The defendant applied to strike out the claim on the basis that it disclosed no cause of action, had no prospect of success (because the contract between the third claimant and the photographers was void for contravening section 1 of the Competition Act 1998) and/or was so speculative as to be an abuse of the process of the court.
The claimants opposed the application, and the third claimant cross-applied for a Norwich Pharmacal order requiring the defendant to identify the sources from which it had obtained the photographs.

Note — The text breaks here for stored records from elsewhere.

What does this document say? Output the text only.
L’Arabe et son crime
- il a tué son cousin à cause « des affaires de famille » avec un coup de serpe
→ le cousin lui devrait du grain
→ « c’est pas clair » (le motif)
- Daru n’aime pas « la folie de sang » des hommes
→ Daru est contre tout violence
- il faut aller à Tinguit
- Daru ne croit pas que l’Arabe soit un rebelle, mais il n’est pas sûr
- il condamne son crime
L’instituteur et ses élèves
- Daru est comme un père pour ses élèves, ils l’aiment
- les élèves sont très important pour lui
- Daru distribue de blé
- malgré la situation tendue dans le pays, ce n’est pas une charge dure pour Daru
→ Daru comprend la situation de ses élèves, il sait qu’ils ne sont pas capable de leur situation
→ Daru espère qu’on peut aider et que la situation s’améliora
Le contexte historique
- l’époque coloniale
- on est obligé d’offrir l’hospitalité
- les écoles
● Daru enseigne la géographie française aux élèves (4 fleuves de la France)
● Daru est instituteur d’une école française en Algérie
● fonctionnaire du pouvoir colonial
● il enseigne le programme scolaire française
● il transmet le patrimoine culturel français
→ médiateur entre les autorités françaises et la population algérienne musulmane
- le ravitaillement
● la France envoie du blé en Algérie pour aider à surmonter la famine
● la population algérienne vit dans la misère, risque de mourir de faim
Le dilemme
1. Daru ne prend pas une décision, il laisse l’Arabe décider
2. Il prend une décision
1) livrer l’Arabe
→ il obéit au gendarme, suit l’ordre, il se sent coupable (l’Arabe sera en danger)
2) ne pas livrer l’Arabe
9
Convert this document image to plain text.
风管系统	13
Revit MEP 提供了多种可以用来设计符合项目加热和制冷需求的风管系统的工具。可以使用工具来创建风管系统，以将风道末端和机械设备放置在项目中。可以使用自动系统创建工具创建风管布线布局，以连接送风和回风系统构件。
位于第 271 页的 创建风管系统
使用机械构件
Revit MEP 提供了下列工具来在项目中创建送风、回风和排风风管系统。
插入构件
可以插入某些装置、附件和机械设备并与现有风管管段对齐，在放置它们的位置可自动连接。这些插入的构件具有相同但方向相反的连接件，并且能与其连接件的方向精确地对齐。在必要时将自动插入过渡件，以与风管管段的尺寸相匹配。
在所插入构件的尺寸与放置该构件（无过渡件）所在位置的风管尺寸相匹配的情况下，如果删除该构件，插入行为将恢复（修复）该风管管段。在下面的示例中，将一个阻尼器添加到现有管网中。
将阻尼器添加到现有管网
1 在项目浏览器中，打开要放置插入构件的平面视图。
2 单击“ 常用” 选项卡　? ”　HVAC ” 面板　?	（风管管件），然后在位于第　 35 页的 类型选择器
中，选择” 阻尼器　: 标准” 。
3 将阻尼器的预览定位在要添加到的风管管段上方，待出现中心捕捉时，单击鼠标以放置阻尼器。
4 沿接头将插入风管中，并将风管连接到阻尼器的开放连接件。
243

Cyril Kinsky (instructed by McCormicks, Leeds) for the third claimant; Iain Purvis (instructed by Gordons) for the defendant.
Held, allowing the defendant's application in part and ordering disclosure against the defendant under CPR 31.12, that a person other than the copyright holder was not entitled to bring a claim for interference with their economic interests arising out of the infringement of a copyright belonging to another, because to do so would be to frustrate the intention of Parliament that only a limited class of persons should be able to bring an action for the infringement of a copyright; and that that part of the particulars of claim had to be struck out; but that there were factual scenarios on which the allegation of procuring breaches of contract could be made out; that there was some evidence to support that claim in that the defendant probably was aware of the licence agreement between the third claimant and any photographers, and had declined to explain how it had come into possession of the photographs; that although it was arguable that the agreement between the third claimant and the photographers was void, that did not justify striking out the claim; that in any event, the claimants would have been free to seek pre-action disclosure; that the court would decline to strike out the particulars of claim but would grant the defendant liberty to apply again after disclosure had been completed; and that since disclosure could be ordered within the present action there was no need for a Norwich Pharmacal order.